Since 6th April 2008, all individuals, trustees and personal representatives are subject to a single rate of Capital Gains of 18%.  After intense lobbying a new Entrepreneurs Relief has provided tax payers with a life time allowance of 1 million of “qualifying capital gains” of the relief. 4/9 of any qualifying Capital Gain will be exempt from Capital Gains Tax making the effective rate 10% as was the previous position with taper relief.

Qualifying Capital Gains Tax relief is available on the disposal of shares in a trading company or its holding company, if the tax payer has been an employee and holds 5% shareholding.

Stamp Duty and VAT

The buyer is liable to pay Stamp Duty or Stamp Duty Reserve Tax at 0.5%.  Stamp duty on the sale of assets is taxable at 4%.

Share purchases are VAT exempt. The sale of assets is generally subject to VAT.  However, no VAT is chargeable on the sale of business assets which are transferred as a going concern,

Capital Allowances

The buyer will be able to claim capital allowances for qualifying expenditure on plant and machinery. If qualifying assets including land and machinery are acquired, chargeable gains on other disposals of qualifying assets in the previous three years may be rolled over. A buyer may be entitled to claim tax allowances for intangible assets such as goodwill and intellectual property in some cases.

Industrial buildings capital allowances are being phased out in the United Kingdom.  It is currently at 3% per annum over 25 years (having formerly been 4%).  Industrial buildings capital allowance is only available for buildings used in manufacturing, process, storage, transport and utilities.  The rates of IBA will be reduced down to 0% annually up to 2011.

Capital allowances will be available for expenditure and plant and machinery.

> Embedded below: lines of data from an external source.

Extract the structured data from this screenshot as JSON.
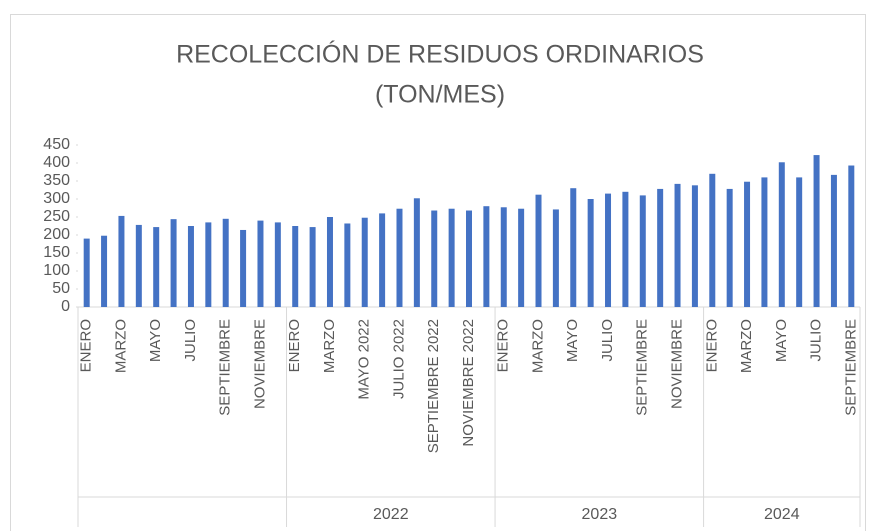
{
  "chart_data": {
    "type": "bar",
    "title": [
      "RECOLECCIÓN DE RESIDUOS ORDINARIOS",
      "(TON/MES)"
    ],
    "color": "#4472c4",
    "ylim": [
      0,
      450
    ],
    "yticks": [
      0,
      50,
      100,
      150,
      200,
      250,
      300,
      350,
      400,
      450
    ],
    "groups": [
      {
        "label": null,
        "categories": [
          "ENERO",
          null,
          "MARZO",
          null,
          "MAYO",
          null,
          "JULIO",
          null,
          "SEPTIEMBRE",
          null,
          "NOVIEMBRE",
          null
        ],
        "values": [
          190,
          198,
          253,
          228,
          222,
          244,
          225,
          235,
          245,
          214,
          240,
          235
        ]
      },
      {
        "label": "2022",
        "categories": [
          "ENERO",
          null,
          "MARZO",
          null,
          "MAYO 2022",
          null,
          "JULIO 2022",
          null,
          "SEPTIEMBRE 2022",
          null,
          "NOVIEMBRE 2022",
          null
        ],
        "values": [
          225,
          222,
          250,
          232,
          248,
          260,
          273,
          302,
          268,
          273,
          268,
          280
        ]
      },
      {
        "label": "2023",
        "categories": [
          "ENERO",
          null,
          "MARZO",
          null,
          "MAYO",
          null,
          "JULIO",
          null,
          "SEPTIEMBRE",
          null,
          "NOVIEMBRE",
          null
        ],
        "values": [
          277,
          273,
          312,
          271,
          330,
          300,
          315,
          320,
          310,
          328,
          342,
          338
        ]
      },
      {
        "label": "2024",
        "categories": [
          "ENERO",
          null,
          "MARZO",
          null,
          "MAYO",
          null,
          "JULIO",
          null,
          "SEPTIEMBRE"
        ],
        "values": [
          370,
          328,
          348,
          360,
          402,
          360,
          422,
          367,
          393
        ]
      }
    ]
  }
}
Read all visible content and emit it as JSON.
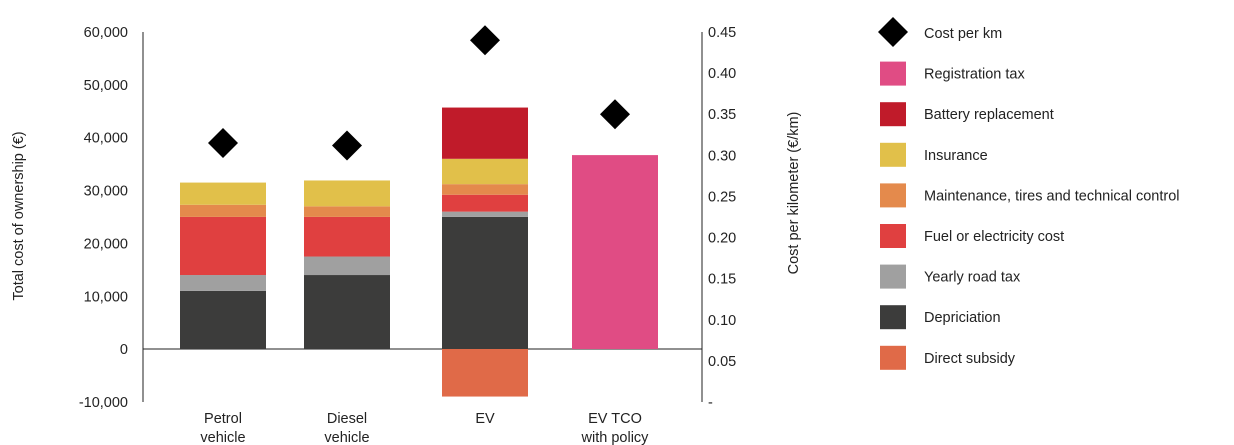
{
  "chart_data": {
    "type": "bar",
    "stacked": true,
    "categories": [
      [
        "Petrol",
        "vehicle"
      ],
      [
        "Diesel",
        "vehicle"
      ],
      [
        "EV"
      ],
      [
        "EV TCO",
        "with policy"
      ]
    ],
    "ylabel": "Total cost of ownership (€)",
    "ylim": [
      -10000,
      60000
    ],
    "yticks": [
      "60,000",
      "50,000",
      "40,000",
      "30,000",
      "20,000",
      "10,000",
      "0",
      "-10,000"
    ],
    "y2label": "Cost per kilometer (€/km)",
    "y2lim": [
      0,
      0.45
    ],
    "y2ticks": [
      "0.45",
      "0.40",
      "0.35",
      "0.30",
      "0.25",
      "0.20",
      "0.15",
      "0.10",
      "0.05",
      "-"
    ],
    "legend_position": "right",
    "series": [
      {
        "name": "Depriciation",
        "color": "#3c3c3b",
        "values": [
          11000,
          14000,
          25000,
          0
        ]
      },
      {
        "name": "Yearly road tax",
        "color": "#a0a0a0",
        "values": [
          3000,
          3500,
          1000,
          0
        ]
      },
      {
        "name": "Fuel or electricity cost",
        "color": "#e04040",
        "values": [
          11000,
          7500,
          3200,
          0
        ]
      },
      {
        "name": "Maintenance, tires and technical control",
        "color": "#e48a4c",
        "values": [
          2300,
          2000,
          2000,
          0
        ]
      },
      {
        "name": "Insurance",
        "color": "#e1c04a",
        "values": [
          4200,
          4900,
          4800,
          0
        ]
      },
      {
        "name": "Battery replacement",
        "color": "#c01b2a",
        "values": [
          0,
          0,
          9700,
          0
        ]
      },
      {
        "name": "Registration tax",
        "color": "#e04c84",
        "values": [
          0,
          0,
          0,
          36700
        ]
      },
      {
        "name": "Direct subsidy",
        "color": "#e06a48",
        "values": [
          0,
          0,
          -9000,
          0
        ]
      }
    ],
    "cost_per_km": {
      "name": "Cost per km",
      "color": "#000000",
      "values": [
        0.315,
        0.312,
        0.44,
        0.35
      ]
    },
    "legend_order": [
      "Cost per km",
      "Registration tax",
      "Battery replacement",
      "Insurance",
      "Maintenance, tires and technical control",
      "Fuel or electricity cost",
      "Yearly road tax",
      "Depriciation",
      "Direct subsidy"
    ]
  }
}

It is generally available at the rate of 20% on a reducing balance basis.  The rate is 10% for certain assets with a useful life of at least 25 years.

A corporate seller will be liable for corporation tax on the net proceeds received over costs.  The standard rate of corporate tax is 28%.  Lower rates apply to a personal vendor who will be subject to income tax or capital gains tax.

A balancing charge to small companies may arise in relation to industrial buildings, plant and machinery which originally qualified for capital allowances in respect of the difference between the price received and the tax written down value.  Profits on sale of goodwill, intellectual properties will be taxed as income.